Protocol of the Session on July 6, 2017

Das Abgeordnetenhaus von Berlin richtet gemäß Artikel 48 der Verfassung von Berlin einen Untersuchungsausschuss ein, der das Ermittlungsvorgehen im Zusammenhang mit dem Terroranschlag am Breitscheidplatz am 19. Dezember 2016 untersuchen soll.

Der Ausschuss besteht aus zwölf Mitgliedern (drei Mitglieder der Fraktion der SPD, zwei Mitglieder der Fraktion der CDU, zwei Mitglieder der Fraktion Die LINKE, zwei Mitglieder der Fraktion Bündnis 90/Die Grünen, zwei Mitglieder der Fraktion der AfD und ein Mitglied der Fraktion der FDP) sowie zwölf Stellvertreter/-innen.

III.

Jede Fraktion erhält für die personelle Ausstattung eine pauschale Erstattung nach § 8 Abs. 6 des Fraktionsgesetzes. Diese beträgt für die Dauer der Tätigkeit des Untersuchungsausschusses bis zu 5 000 Euro monatlich (Arbeitgeberbrutto); § 10 Abs. 1 des Fraktionsgesetzes gilt entsprechend.

Der Untersuchungsausschuss soll folgende Sachverhalte prüfen:

A. Vorfragen

Aufenthalt und Identifizierung des Amri

1. Welche Erkenntnisse gibt es darüber, wo sich Amri seit seiner Einreise nach Deutschland im Juli 2015 bis zu seinem Tod mit welchen Identitäten aufgehalten hat (Bewegungsprofil) und wo wurde er von welchen Stellen mit welcher Identität registriert? Wann fanden durch welche Behörden Abgleiche mit oder Übermittlungen an zentral geführte Datenbanken mit jeweils welchen Ergebnissen statt?

2. Wann, von wem und auf Grund welcher Umstände wurde Amri eindeutig identifiziert und wann erhielten welche Behörden Kenntnis von der wahren Identität Amris?

3. Wann waren welche Behörden des Landes Berlin in welcher Weise mit Amri befasst (Landeschronologie Berlin)?

Einstufung des Amri als Gefährder und als Träger extremistischer Bestrebungen sowie Ermittlungsverfahren

4. Welches LKA war in chronologischer Abfolge und auf Grund welcher Kriterien jeweils für Amri als Gefährder zuständig und hat auf Grund welcher Kriterien, welcher Erkenntnisse, für welchen Zeitraum Amri als Gefährder mit welchem Gefährdungs

grad eingestuft (Chronologie der Einstufung)?

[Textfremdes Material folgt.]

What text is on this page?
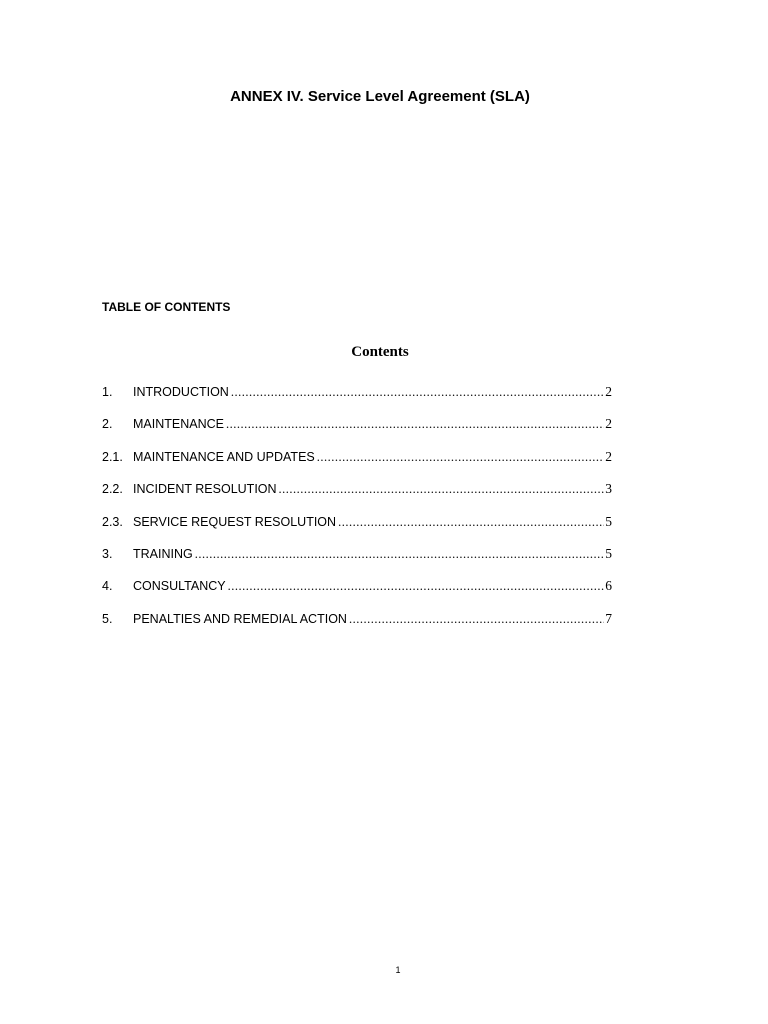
ANNEX IV. Service Level Agreement (SLA)
TABLE OF CONTENTS
Contents
1.	INTRODUCTION .....	2
2.	MAINTENANCE .....	2
2.1. MAINTENANCE AND UPDATES .....	2
2.2. INCIDENT RESOLUTION .....	3
2.3. SERVICE REQUEST RESOLUTION .....	5
3.	TRAINING .....	5
4.	CONSULTANCY .....	6
5.	PENALTIES AND REMEDIAL ACTION .....	7
1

5. Warum wurde Amri Anfang 2016 bei seiner Ankunft am Berliner ZOB von der Berliner Polizei angesprochen und erkennungsdienstlich behandelt? Warum wurde später dem LKA Berlin vom LKA NRW vorgeworfen, durch die offene Maßnahme gegen „Absprachen“ verstoßen zu haben? Welcher Art waren diese „Absprachen“ und ggf. warum hielt sich das LKA Berlin nicht an diese?

6. Welche Rolle spielt bei der GefährderBewertung durch die Berliner Sicherheitsbehörden eine sich verändernde Nähe eines Gefährders zum Drogenmilieu oder zur allgemeinen Kriminalität?

7. Welche Verfassungsschutzbehörde war in chronologischer Abfolge und auf Grund welcher Kriterien jeweils für Amri als Träger extremistischer Bestrebungen zuständig und zu welchem Zeitpunkt, mit welchen Mitteln und auf Grund welcher Erkenntnisse und mit welchen Ergebnissen erfolgte eine Überwachung Amris durch den Berliner Verfassungsschutz oder den Verfassungsschutz des Bundes oder anderer Länder?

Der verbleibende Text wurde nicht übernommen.